The mayor said she will consider and study my proposal.
I could not fathom why officials of local government units (LGU) insisted that they borrow tens if not hundreds of millions of pesos just to construct a municipal or city hall or a commercial center.
One of the examples of this is just under the noses of Dagupenos: Their losing three-story Malimgas Market that was constructed for half-a-billion pesos that continued to bleed the city coffer for P40 million a year of amortization of its P500 million loan from Land Bank of the Philippines.
LGUs borrow from Land Bank, Development of the Philippines, or Philippine National Bank while the LGU hemorrhages in paying the amortization worth millions of pesos a month.
Someone told me that officials of LGUs love to contract loans because of the kickback that runs up to half-a-million peso for each of the councilor who voted for the resolution empowering the mayor to contract the loans, in behalf of the town, with the bank.
Susmariosep, who said elective public office is a bane?!

Urdaneta City has the Goose that lays the Golden Eggs
I asked Mayor Fernandez if we can still regain the grandeur of the Bangus City as the premier city in Region 1 after Urdaneta City eclipsed Dagupan in budget appropriation:
“In 2013 Urdaneta City yearly budget runs up to P637 million (It became P700 million as it included the supplemental budgets, while Dagupan City settled only for P612 million in the same year,” I said.
In 2012, Urdaneta  approved an appropriation of P641 million for fiscal year 2012 compared to Dagupan City that has proposed budget of P P581 million only which was be subjected to some slash by the opposing city council,” I commented.

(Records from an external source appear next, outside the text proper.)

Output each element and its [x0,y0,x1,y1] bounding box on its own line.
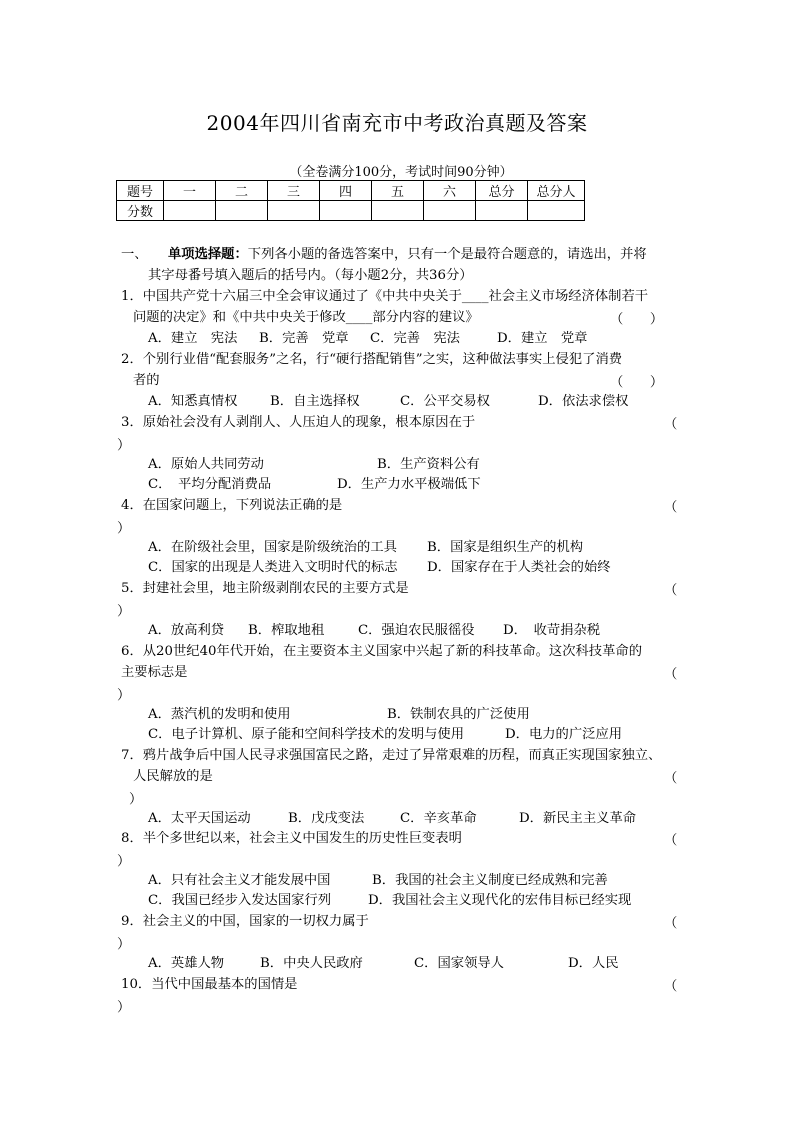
option-a: A．知悉真情权 [148,394,238,409]
option-c: C．强迫农民服徭役 [358,623,475,638]
option-c: C．国家的出现是人类进入文明时代的标志 [148,560,398,575]
option-a: A．放高利贷 [148,623,225,638]
option-c: C．辛亥革命 [400,811,477,826]
question-6-text-cont: 主要标志是 [121,665,188,680]
answer-blank-open[interactable]: （ [664,583,678,598]
question-5-text: 5．封建社会里，地主阶级剥削农民的主要方式是 [121,581,409,596]
score-cell[interactable] [528,201,585,221]
answer-blank-close: ） [117,1000,131,1015]
option-b: B．我国的社会主义制度已经成熟和完善 [372,873,608,888]
option-d: D．新民主主义革命 [519,811,637,826]
question-1-text: 1．中国共产党十六届三中全会审议通过了《中共中央关于____社会主义市场经济体制若干 [121,289,649,304]
option-a: A．蒸汽机的发明和使用 [148,707,291,722]
option-b: B．完善 党章 [259,331,349,346]
question-3-text: 3．原始社会没有人剥削人、人压迫人的现象，根本原因在于 [121,415,476,430]
question-8-text: 8．半个多世纪以来，社会主义中国发生的历史性巨变表明 [121,831,462,846]
answer-blank-close: ） [117,438,131,453]
answer-blank-close: ） [117,854,131,869]
question-4-text: 4．在国家问题上，下列说法正确的是 [121,498,343,513]
option-d: D．我国社会主义现代化的宏伟目标已经实现 [368,893,632,908]
option-c: C．我国已经步入发达国家行列 [148,893,332,908]
option-a: A．在阶级社会里，国家是阶级统治的工具 [148,540,397,555]
option-a: A．英雄人物 [148,956,225,971]
header-cell: 六 [424,181,476,201]
option-c: C．电子计算机、原子能和空间科学技术的发明与使用 [148,727,465,742]
option-a: A．建立 宪法 [148,331,238,346]
answer-blank-open[interactable]: （ [664,833,678,848]
section-instructions [168,245,647,265]
option-d: D．依法求偿权 [538,394,629,409]
section-instructions-line2: 其字母番号填入题后的括号内。（每小题2分，共36分） [148,268,473,283]
option-b: B．戊戌变法 [288,811,365,826]
header-cell: 总分人 [528,181,585,201]
header-cell: 题号 [117,181,164,201]
header-cell: 三 [268,181,320,201]
score-table-header-row [117,181,585,201]
score-cell[interactable] [268,201,320,221]
option-b: B．生产资料公有 [377,457,480,472]
option-d: D．生产力水平极端低下 [337,477,481,492]
header-cell: 五 [372,181,424,201]
question-10-text: 10．当代中国最基本的国情是 [121,977,298,992]
exam-info: （全卷满分100分，考试时间90分钟） [289,165,513,180]
answer-blank-open[interactable]: （ [664,916,678,931]
option-b: B．铁制农具的广泛使用 [387,707,530,722]
header-cell: 二 [216,181,268,201]
section-heading: 单项选择题： [168,247,248,262]
option-c: C． 平均分配消费品 [148,477,272,492]
option-a: A．太平天国运动 [148,811,251,826]
option-d: D．人民 [568,956,619,971]
answer-blank[interactable]: （ ） [610,375,664,390]
question-6-text: 6．从20世纪40年代开始，在主要资本主义国家中兴起了新的科技革命。这次科技革命的 [121,644,642,659]
answer-blank-open[interactable]: （ [664,667,678,682]
answer-blank-close: ） [117,688,131,703]
option-c: C．国家领导人 [414,956,504,971]
score-cell[interactable] [372,201,424,221]
option-b: B．中央人民政府 [260,956,363,971]
option-b: B．国家是组织生产的机构 [427,540,584,555]
section-number: 一、 [121,247,148,262]
question-9-text: 9．社会主义的中国，国家的一切权力属于 [121,914,369,929]
question-7-text: 7．鸦片战争后中国人民寻求强国富民之路，走过了异常艰难的历程，而真正实现国家独立、 [121,748,662,763]
score-cell[interactable] [424,201,476,221]
option-d: D．国家存在于人类社会的始终 [427,560,611,575]
answer-blank-close: ） [117,521,131,536]
question-2-text-cont: 者的 [133,373,160,388]
score-cell[interactable] [216,201,268,221]
answer-blank-open[interactable]: （ [664,979,678,994]
option-c: C．完善 宪法 [370,331,460,346]
score-table-score-row [117,201,585,221]
answer-blank-open[interactable]: （ [664,500,678,515]
answer-blank-open[interactable]: （ [664,417,678,432]
page-title: 2004年四川省南充市中考政治真题及答案 [206,111,588,135]
option-d: D． 收苛捐杂税 [503,623,601,638]
answer-blank-open[interactable]: （ [664,771,678,786]
answer-blank-close: ） [129,792,143,807]
answer-blank-close: ） [117,604,131,619]
score-cell[interactable] [476,201,528,221]
option-a: A．只有社会主义才能发展中国 [148,873,331,888]
header-cell: 四 [320,181,372,201]
header-cell: 一 [164,181,216,201]
option-a: A．原始人共同劳动 [148,457,264,472]
option-c: C．公平交易权 [400,394,490,409]
row-label-cell: 分数 [117,201,164,221]
question-7-text-cont: 人民解放的是 [133,769,213,784]
score-cell[interactable] [164,201,216,221]
score-table [116,180,585,221]
question-2-text: 2．个别行业借“配套服务”之名，行“硬行搭配销售”之实，这种做法事实上侵犯了消费 [121,352,623,367]
score-cell[interactable] [320,201,372,221]
option-d: D．电力的广泛应用 [505,727,623,742]
section-instructions-line1: 下列各小题的备选答案中，只有一个是最符合题意的，请选出，并将 [247,247,647,262]
answer-blank[interactable]: （ ） [610,312,664,327]
option-b: B．自主选择权 [270,394,360,409]
option-d: D．建立 党章 [497,331,588,346]
question-1-text-cont: 问题的决定》和《中共中央关于修改____部分内容的建议》 [133,310,479,325]
answer-blank-close: ） [117,937,131,952]
header-cell: 总分 [476,181,528,201]
option-b: B．榨取地租 [248,623,325,638]
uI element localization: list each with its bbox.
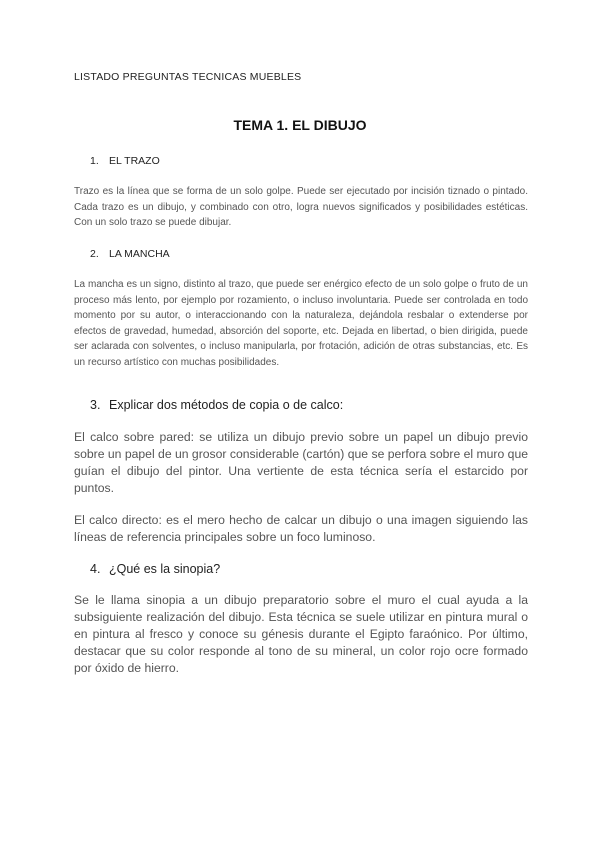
paragraph-mancha: La mancha es un signo, distinto al trazo, que puede ser enérgico efecto de un solo golpe o fruto de un proceso más lento, por ejemplo por rozamiento, o incluso involuntaria. Puede ser controlada en todo momento por su autor, o interaccionando con la naturaleza, dejándola resbalar o extenderse por efectos de gravedad, humedad, absorción del soporte, etc. Dejada en libertad, o bien dirigida, puede ser aclarada con solventes, o incluso manipularla, por frotación, adición de otras substancias, etc. Es un recurso artístico con muchas posibilidades. [74, 279, 528, 368]
section-number: 1. [90, 155, 99, 167]
section-number: 2. [90, 248, 99, 260]
section-title: LA MANCHA [109, 248, 170, 260]
section-title: ¿Qué es la sinopia? [109, 562, 221, 576]
section-heading-calco [90, 398, 343, 412]
section-heading-trazo [90, 155, 160, 167]
paragraph-trazo: Trazo es la línea que se forma de un solo golpe. Puede ser ejecutado por incisión tiznado o pintado. Cada trazo es un dibujo, y combinado con otro, logra nuevos significados y posibilidades estéticas. Con un solo trazo se puede dibujar. [74, 186, 528, 229]
section-title: Explicar dos métodos de copia o de calco: [109, 398, 344, 412]
paragraph-sinopia: Se le llama sinopia a un dibujo preparatorio sobre el muro el cual ayuda a la subsiguiente realización del dibujo. Esta técnica se suele utilizar en pintura mural o en pintura al fresco y conoce su génesis durante el Egipto faraónico. Por último, destacar que su color responde al tono de su mineral, un color rojo ocre formado por óxido de hierro. [74, 593, 528, 675]
section-heading-sinopia [90, 562, 220, 576]
document-header: LISTADO PREGUNTAS TECNICAS MUEBLES [74, 71, 302, 83]
section-number: 3. [90, 398, 101, 412]
paragraph-calco-directo: El calco directo: es el mero hecho de calcar un dibujo o una imagen siguiendo las líneas de referencia principales sobre un foco luminoso. [74, 513, 528, 544]
section-heading-mancha [90, 248, 170, 260]
paragraph-calco-pared: El calco sobre pared: se utiliza un dibujo previo sobre un papel un dibujo previo sobre un papel de un grosor considerable (cartón) que se perfora sobre el muro que guían el dibujo del pintor. Una vertiente de esta técnica sería el estarcido por puntos. [74, 430, 528, 495]
section-number: 4. [90, 562, 101, 576]
document-title: TEMA 1. EL DIBUJO [233, 117, 367, 133]
section-title: EL TRAZO [109, 155, 160, 167]
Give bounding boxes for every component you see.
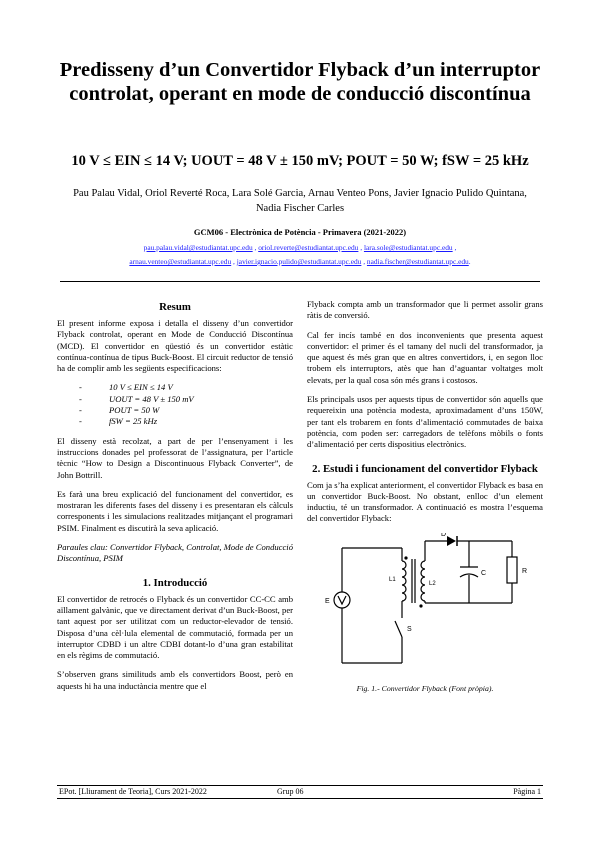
paper-specs: 10 V ≤ EIN ≤ 14 V; UOUT = 48 V ± 150 mV; POUT = 50 W; fSW = 25 kHz xyxy=(71,153,529,169)
body-paragraph: Com ja s’ha explicat anteriorment, el convertidor Flyback es basa en un convertidor Buck-Boost. No obstant, enlloc d’un element inductiu, té un transformador. A continuació es mostra l’esquema del convertidor Flyback: xyxy=(307,479,544,524)
intro-paragraph: S’observen grans similituds amb els convertidors Boost, però en aquests hi ha una inductància mentre que el xyxy=(57,669,293,691)
paper-title: Predisseny d’un Convertidor Flyback d’un interruptor controlat, operant en mode de conducció discontínua xyxy=(59,59,541,105)
label-l1: L1 xyxy=(389,576,396,583)
right-column xyxy=(307,299,543,694)
authors: Pau Palau Vidal, Oriol Reverté Roca, Lara Solé Garcia, Arnau Venteo Pons, Javier Ignacio Pulido Quintana, Nadia Fischer Carles xyxy=(73,188,527,214)
footer-left: EPot. [Lliurament de Teoria], Curs 2021-2022 xyxy=(59,787,207,796)
footer-page-number: Pàgina 1 xyxy=(513,787,541,796)
abstract-paragraph: El disseny està recolzat, a part de per l’ensenyament i les instruccions donades pel professorat de l’assignatura, per l’article tècnic “How to Design a Discontinuous Flyback Converter”, de John Bottrill. xyxy=(57,435,293,480)
label-d: D xyxy=(441,532,447,538)
body-paragraph: Flyback compta amb un transformador que li permet assolir grans ràtis de conversió. xyxy=(307,299,543,321)
spec-item: - UOUT = 48 V ± 150 mV xyxy=(109,394,293,405)
left-column xyxy=(57,301,293,700)
course-line: GCM06 - Electrònica de Potència - Primavera (2021-2022) xyxy=(193,227,407,237)
abstract-heading: Resum xyxy=(159,301,191,313)
abstract-paragraph: Es farà una breu explicació del funcionament del convertidor, es mostraran les diferents fases del disseny i es presentaran els càlculs corresponents i les simulacions realitzades mitjançant el programari PSIM. Finalment es discutirà la seva aplicació. xyxy=(57,488,293,533)
flyback-circuit-figure xyxy=(307,533,543,683)
spec-list xyxy=(57,382,293,427)
email-link[interactable]: oriol.reverte@estudiantat.upc.edu xyxy=(258,243,359,252)
email-list: pau.palau.vidal@estudiantat.upc.edu , oriol.reverte@estudiantat.upc.edu , lara.sole@estudiantat.upc.edu , arnau.venteo@estudiantat.upc.edu , javier.ignacio.pulido@estudiantat.upc.edu , nadia.fischer@estudiantat.upc.edu. xyxy=(129,243,471,266)
keywords: Paraules clau: Convertidor Flyback, Controlat, Mode de Conducció Discontínua, PSIM xyxy=(57,542,293,564)
spec-item: - 10 V ≤ EIN ≤ 14 V xyxy=(109,382,293,393)
circuit-diagram xyxy=(307,533,543,683)
page-footer xyxy=(57,785,543,799)
email-link[interactable]: arnau.venteo@estudiantat.upc.edu xyxy=(129,257,232,266)
section2-heading: 2. Estudi i funcionament del convertidor Flyback xyxy=(312,462,538,475)
email-link[interactable]: javier.ignacio.pulido@estudiantat.upc.edu xyxy=(236,257,362,266)
spec-item: - fSW = 25 kHz xyxy=(109,416,293,427)
abstract-paragraph: El present informe exposa i detalla el disseny d’un convertidor Flyback controlat, operant en Mode de Conducció Discontínua (MCD). El convertidor en qüestió és un convertidor estàtic contínua-contínua de tipus Buck-Boost. El circuit reductor de tensió ha de complir amb les següents especificacions: xyxy=(57,318,293,374)
figure-caption: Fig. 1.- Convertidor Flyback (Font pròpia). xyxy=(356,683,494,693)
label-r: R xyxy=(522,567,528,575)
body-paragraph: Cal fer incís també en dos inconvenients que presenta aquest convertidor: el primer és el tamany del nucli del transformador, ja que aquest és més gran que en altres convertidors, i, en segon lloc trobem els interruptors, atès que han d’aguantar voltatges molt elevats, per la qual cosa són més grans i costosos. xyxy=(307,329,543,385)
email-link[interactable]: nadia.fischer@estudiantat.upc.edu xyxy=(366,257,469,266)
intro-paragraph: El convertidor de retrocés o Flyback és un convertidor CC-CC amb aïllament galvànic, que ve directament derivat d’un Buck-Boost, per tant aquest por ser utilitzat com un reductor-elevador de tensió. Disposa d’una cèl·lula elemental de commutació, formada per un interruptor CDBD i un altre CDBI dotant-lo d’una gran estabilitat en els règims de commutació. xyxy=(57,593,293,661)
spec-item: - POUT = 50 W xyxy=(109,405,293,416)
header-rule xyxy=(60,281,540,282)
label-c: C xyxy=(481,569,487,577)
label-l2: L2 xyxy=(429,580,436,587)
intro-heading: 1. Introducció xyxy=(142,576,208,589)
body-paragraph: Els principals usos per aquests tipus de convertidor són aquells que requereixin una potència modesta, aproximadament d’uns 150W, per tant els trobarem en fonts d’alimentació commutades de baixa potència, com poden ser: carregadors de telèfons mòbils o fonts d’alimentació per certs dispositius electrònics. xyxy=(307,394,543,450)
email-link[interactable]: pau.palau.vidal@estudiantat.upc.edu xyxy=(143,243,253,252)
footer-center: Grup 06 xyxy=(277,787,304,796)
email-link[interactable]: lara.sole@estudiantat.upc.edu xyxy=(363,243,453,252)
label-s: S xyxy=(407,625,412,633)
label-e: E xyxy=(325,597,330,605)
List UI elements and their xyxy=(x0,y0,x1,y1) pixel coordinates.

 Fernandez said, for starter, she will make the One-Stop-Shop business friendly by reducing the processing time of business permits from four days to one hour.
“Why Urdaneta City seems to be richer than Dagupan City?” I posed to some media friends who were near my seat.
“It has the goose that lays the golden egg through its Urdaneta City University!” cried  Northern Time Publisher Lelia Sy.
In my recent conversation with Carabao City Mayor Amadeo ”Bobom” Perez IV, he said UCU used to give the city coffer P200 million a year but because of the slump in the demand for Filipino nurses abroad,  UCU delivered only more than P100 million to the city treasury a year.
Susmariosep, that’s still a huge amount that Dagupan City, San Carlos City, and Alaminos City can not emulate.
But Attorney Gonzalo Duque, who was seated near the mayor, reacted to the questions of City Information Officer Rhee Hortaleza and DWIZ Manager Allan Sison about his take of Dagupan City constructing a city college.
Duque, owner of Lyceum Northwestern University, explained that the city must  first improve its  Special Program for the Employment of Students (SPES) on its two year program in K to 12 basic education before it ventures in running a city college. He said that for the city to construct the edifices of the college, it needs P500 million which is impossible because the city is cash- strapped.
“Wala pondo ang siyudad. Asikasuhin muna natin ang basic education na K-12 para mabigyan ng skills ang  mga bata”.